Lettura

Nulla è più prezioso del Regno dei Cieli, cioè della presenza di Cristo nella nostra vita. Vale la pena vendere tutto ciò che si ha per poterlo possedere. Il discepolo di Gesù Cristo è colui che, avendo trovato il tesoro, non esita a lasciare tutto per Lui. Il profeta Geremia, fedele servo di Dio, si affiderà alla sua forza in mezzo alle tribolazioni e alle angosce. 

Meditazione

Mentre il brano del Vangelo raccoglie le parole semplici e profonde di Gesù con il paragone sul Regno dei cieli, nella prima lettura il profeta Geremia manifesta tutto il travaglio della sua anima dinanzi alle prove che deve affrontare a causa della missione che gli è stata affidata da Dio. Ma proprio il grido di angoscia del Profeta e la risposta di Dio ci aiutano a mettere in luce l’insegnamento delle parabole: vale la pena vendere tutto, pur di ottenere il tesoro. Geremia era stato inviato da Dio a predicare al suo popolo perché si convertisse dinanzi alla prospettiva imminente della distruzione di Gerusalemme. Ma le parole che egli annuncia gli provocano contrasto e persecuzione. Egli sperimenta così tutta l’amarezza del proprio destino, del suo «dolore senza fine». Ma Dio stesso lo rassicura: «…non potranno prevalere, perché io sarò con te per salvarti e per liberarti». Geremia nel suo libro manifesta con trasparenza i suoi sentimenti; per questo lo sentiamo molto vicino.
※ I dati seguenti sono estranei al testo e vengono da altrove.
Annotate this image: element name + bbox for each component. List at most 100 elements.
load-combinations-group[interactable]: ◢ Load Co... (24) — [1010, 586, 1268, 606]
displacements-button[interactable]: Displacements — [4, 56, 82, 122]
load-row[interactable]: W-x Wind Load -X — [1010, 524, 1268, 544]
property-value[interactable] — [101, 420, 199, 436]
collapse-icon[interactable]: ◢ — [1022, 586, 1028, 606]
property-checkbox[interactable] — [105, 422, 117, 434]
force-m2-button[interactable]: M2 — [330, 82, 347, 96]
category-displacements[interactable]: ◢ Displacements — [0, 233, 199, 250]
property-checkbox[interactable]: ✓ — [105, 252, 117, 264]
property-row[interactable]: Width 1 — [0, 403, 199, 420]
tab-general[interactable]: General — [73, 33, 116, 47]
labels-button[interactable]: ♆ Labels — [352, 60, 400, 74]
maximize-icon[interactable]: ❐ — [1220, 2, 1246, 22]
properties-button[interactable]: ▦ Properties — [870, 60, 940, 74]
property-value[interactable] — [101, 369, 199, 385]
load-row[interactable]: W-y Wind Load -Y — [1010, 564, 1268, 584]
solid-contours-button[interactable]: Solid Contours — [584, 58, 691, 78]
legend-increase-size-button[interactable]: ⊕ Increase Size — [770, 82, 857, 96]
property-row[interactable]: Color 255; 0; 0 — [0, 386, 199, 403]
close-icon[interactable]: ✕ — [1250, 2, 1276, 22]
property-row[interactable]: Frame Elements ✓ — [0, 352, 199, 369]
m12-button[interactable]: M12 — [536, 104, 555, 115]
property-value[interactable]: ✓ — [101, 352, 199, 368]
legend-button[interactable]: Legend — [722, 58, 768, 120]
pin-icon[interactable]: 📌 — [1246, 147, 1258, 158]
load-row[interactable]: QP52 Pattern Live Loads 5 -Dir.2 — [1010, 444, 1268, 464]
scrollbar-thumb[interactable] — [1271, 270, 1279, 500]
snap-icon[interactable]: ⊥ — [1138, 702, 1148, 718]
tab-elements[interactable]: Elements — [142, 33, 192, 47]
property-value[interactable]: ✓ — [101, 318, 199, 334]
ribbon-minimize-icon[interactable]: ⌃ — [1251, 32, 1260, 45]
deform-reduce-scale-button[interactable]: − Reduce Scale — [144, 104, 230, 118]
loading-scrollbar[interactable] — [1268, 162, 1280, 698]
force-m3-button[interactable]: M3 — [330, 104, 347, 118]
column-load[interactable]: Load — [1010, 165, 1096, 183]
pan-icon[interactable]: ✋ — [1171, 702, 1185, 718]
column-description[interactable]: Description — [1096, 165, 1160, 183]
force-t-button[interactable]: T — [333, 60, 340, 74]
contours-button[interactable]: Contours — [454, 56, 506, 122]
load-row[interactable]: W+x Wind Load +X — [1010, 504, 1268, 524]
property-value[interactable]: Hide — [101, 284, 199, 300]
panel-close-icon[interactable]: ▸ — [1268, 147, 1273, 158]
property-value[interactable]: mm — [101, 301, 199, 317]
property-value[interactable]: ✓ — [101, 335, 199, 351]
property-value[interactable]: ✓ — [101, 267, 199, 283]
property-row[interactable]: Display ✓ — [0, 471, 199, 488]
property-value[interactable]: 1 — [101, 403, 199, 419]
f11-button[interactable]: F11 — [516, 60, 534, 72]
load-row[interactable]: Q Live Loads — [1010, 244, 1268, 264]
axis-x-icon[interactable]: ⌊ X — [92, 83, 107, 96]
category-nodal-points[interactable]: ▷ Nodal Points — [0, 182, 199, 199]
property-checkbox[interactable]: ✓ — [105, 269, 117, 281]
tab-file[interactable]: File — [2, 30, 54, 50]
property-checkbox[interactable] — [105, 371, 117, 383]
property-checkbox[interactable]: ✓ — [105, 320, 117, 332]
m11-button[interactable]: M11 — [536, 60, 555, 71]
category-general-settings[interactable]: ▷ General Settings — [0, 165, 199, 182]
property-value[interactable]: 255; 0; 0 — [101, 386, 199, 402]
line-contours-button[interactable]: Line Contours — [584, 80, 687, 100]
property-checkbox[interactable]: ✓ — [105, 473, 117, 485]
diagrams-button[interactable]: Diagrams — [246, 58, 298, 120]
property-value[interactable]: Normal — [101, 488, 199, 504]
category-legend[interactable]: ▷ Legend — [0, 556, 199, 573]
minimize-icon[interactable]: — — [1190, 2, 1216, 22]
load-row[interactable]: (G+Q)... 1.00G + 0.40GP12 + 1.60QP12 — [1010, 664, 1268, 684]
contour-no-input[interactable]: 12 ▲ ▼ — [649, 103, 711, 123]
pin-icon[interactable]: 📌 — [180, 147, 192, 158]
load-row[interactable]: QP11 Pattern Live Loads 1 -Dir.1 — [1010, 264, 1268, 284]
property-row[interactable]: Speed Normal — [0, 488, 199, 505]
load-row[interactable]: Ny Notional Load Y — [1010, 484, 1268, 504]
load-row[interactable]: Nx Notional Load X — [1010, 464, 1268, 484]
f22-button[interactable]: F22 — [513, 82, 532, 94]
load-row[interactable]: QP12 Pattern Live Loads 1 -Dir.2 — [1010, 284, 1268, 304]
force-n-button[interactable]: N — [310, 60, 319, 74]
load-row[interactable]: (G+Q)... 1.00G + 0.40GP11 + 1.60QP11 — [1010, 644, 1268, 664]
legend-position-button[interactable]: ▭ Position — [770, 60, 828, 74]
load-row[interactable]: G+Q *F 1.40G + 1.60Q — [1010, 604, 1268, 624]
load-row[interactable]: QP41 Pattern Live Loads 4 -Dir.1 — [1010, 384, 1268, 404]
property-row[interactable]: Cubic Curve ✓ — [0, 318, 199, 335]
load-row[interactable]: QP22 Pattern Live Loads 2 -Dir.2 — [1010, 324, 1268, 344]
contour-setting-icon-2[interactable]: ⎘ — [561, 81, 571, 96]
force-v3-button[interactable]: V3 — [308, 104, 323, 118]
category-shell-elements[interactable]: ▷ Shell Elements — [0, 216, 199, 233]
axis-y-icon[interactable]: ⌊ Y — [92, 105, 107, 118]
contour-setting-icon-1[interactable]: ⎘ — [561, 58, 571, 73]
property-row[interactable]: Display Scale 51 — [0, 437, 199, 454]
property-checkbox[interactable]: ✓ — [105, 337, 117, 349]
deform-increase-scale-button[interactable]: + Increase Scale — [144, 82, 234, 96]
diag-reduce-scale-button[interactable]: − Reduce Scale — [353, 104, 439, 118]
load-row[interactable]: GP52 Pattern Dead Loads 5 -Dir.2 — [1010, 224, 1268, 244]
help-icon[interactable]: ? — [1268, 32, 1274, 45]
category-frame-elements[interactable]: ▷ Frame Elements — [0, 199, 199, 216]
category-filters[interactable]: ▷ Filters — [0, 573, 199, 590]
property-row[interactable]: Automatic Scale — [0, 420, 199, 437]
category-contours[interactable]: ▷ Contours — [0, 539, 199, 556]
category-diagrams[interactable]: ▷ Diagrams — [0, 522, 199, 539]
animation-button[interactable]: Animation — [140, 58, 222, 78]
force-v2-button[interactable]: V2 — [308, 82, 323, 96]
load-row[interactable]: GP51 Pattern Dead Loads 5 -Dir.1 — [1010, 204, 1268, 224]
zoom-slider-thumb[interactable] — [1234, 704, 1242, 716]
Allo stesso tempo ci interpella: anche noi, infatti, ci troviamo spesso in situazioni difficili, tragiche. Ma in realtà si tratta del prezzo che siamo chiamati a pagare per conquistare l’amicizia intima con Lui. «Io tutti quelli che amo li rimprovero e li educo…», dice il libro dell’Apocalisse. Sì, Dio ci purifica come oro nel crogiuolo, per renderci più degni di Lui e del premio eterno e per farci portare frutto dopo la potatura. Le sofferenze del Profeta anticipano quelle di Gesù Cristo e indicano già il cammino da percorrere per arrivare alla luce. A questo proposito Padre Pio, l’umile frate del Gargano, scriveva in una sua lettera: «Innanzi di esclamare anche noi con san Pietro: “Oh! quanto è buono l’essere qui”, bisogna ascendere prima il Calvario, ove non si vede che morte, chiodi, spine, sofferenza, tenebre straordinarie, abbandoni e deliqui». Dio ci invita a credere e a confidare in Lui, nonostante la prospettiva oscura delle sofferenze. Con il profeta anche noi possiamo sperimentare la “letizia nel cuore”, cioè la consolazione di Dio che ci è vicino e ci sostiene. Allora la sua parola è fuoco interiore che sostiene e luce che porta vita nuova al mondo.   

Preghiera

O Signore, dammi la grazia di poter fare esperienza di te, di comprendere quanto mi ami e quanto ami tutti gli uomini, e fa’ che lasci tutto per possedere te. 

Agire

Oggi mi impegnerò ad aiutare il mio prossimo, cominciando dalla mia famiglia.